According to Leisure-net director, Mike Hill, the aim is to understand more about behavioural changes and the motivations of participants: “We want more than 50,000 completed customer experience surveys, giving us further feedback on potential barriers and challenges associated with the return to facilities.”

Tracking the recovery
This project represents a step change in the way the sector uses data to demonstrate our impact, or to inform operational planning. The critical need for this was demonstrated during the pandemic, as the industry’s ability to lobby was dependent on the robustness of evidence we could provide. A key objective of Moving Communities is to put regular, compelling insight into the hands of decision-makers, to drive further investment and support.

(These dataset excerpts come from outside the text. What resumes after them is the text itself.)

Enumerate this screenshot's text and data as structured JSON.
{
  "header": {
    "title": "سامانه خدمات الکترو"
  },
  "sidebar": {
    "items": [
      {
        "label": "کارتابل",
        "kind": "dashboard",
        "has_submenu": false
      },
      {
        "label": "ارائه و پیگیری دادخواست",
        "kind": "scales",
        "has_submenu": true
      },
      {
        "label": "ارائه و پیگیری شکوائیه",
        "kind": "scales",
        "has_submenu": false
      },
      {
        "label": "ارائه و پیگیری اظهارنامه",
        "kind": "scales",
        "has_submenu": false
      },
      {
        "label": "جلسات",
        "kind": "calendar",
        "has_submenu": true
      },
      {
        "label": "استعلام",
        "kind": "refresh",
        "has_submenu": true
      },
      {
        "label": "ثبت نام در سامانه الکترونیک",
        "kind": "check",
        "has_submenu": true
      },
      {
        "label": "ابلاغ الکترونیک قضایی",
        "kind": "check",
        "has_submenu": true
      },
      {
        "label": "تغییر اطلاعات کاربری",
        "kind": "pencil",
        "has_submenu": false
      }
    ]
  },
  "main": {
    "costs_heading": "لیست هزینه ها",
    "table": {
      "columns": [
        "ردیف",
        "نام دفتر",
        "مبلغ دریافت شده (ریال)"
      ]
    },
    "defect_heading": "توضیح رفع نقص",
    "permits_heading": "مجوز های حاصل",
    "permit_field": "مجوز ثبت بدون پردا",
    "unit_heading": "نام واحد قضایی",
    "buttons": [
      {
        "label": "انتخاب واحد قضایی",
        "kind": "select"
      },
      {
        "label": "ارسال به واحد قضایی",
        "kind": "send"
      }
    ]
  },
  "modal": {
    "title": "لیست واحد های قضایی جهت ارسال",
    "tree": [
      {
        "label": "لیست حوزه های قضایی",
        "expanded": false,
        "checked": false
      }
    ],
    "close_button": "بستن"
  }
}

Throughout the summer and into autumn, as operators and local authorities strive to get back to 2019 levels of usage, Moving Communities will measure and evidence the sector’s recovery from the pandemic. We will see how behavioural and societal changes, such as a greater proportion working from home, affects the longer-term performance of the industry and explore how the pandemic has contributed to health inequalities. This insight will enable time, effort and money to be invested in way which will benefit those communities who need the most help, allowing us to evidence, shape and motivate the nation to get active.

Moving Communities will be a central part of future engagement with the healthcare industry and a tool which enables services to be marketed to new audiences in different ways. What we have seen so far is the tip of the iceberg, with huge potential just under the surface if we continue to develop as a sector.

Photo: Dr Steve Mann © Mark Earthy

"We must ensure the recovery is needs-led and insight driven, making the most of exciting developments for data collection and analytics capabilities across the sector" – Dr Steve Mann, director at 4global Consulting

Photo: Leisure-net

"We want more than 50,000 completed customer experience surveys, giving us further feedback on potential barriers and challenges associated with the return to facilities" – Leisure-net director, Mike Hill

Initial results are now in

Insight from the first six weeks of Moving Communities’ reporting demonstrated the early trends of the demographic profiles of early returners. A greater proportion of male participants have returned, compared to 2019, which is likely to have been driven by restrictions on group exercise. Younger age groups have also shown a higher return rate than older adults.

Early data indicates a greater proportion of participation in leisure centres has come from people in more deprived areas, compared to the same time period in 2019. While there is still higher total participation by those from less deprived areas, the distribution across the Index of Multiple Deprivation deciles is more balanced than before the pandemic.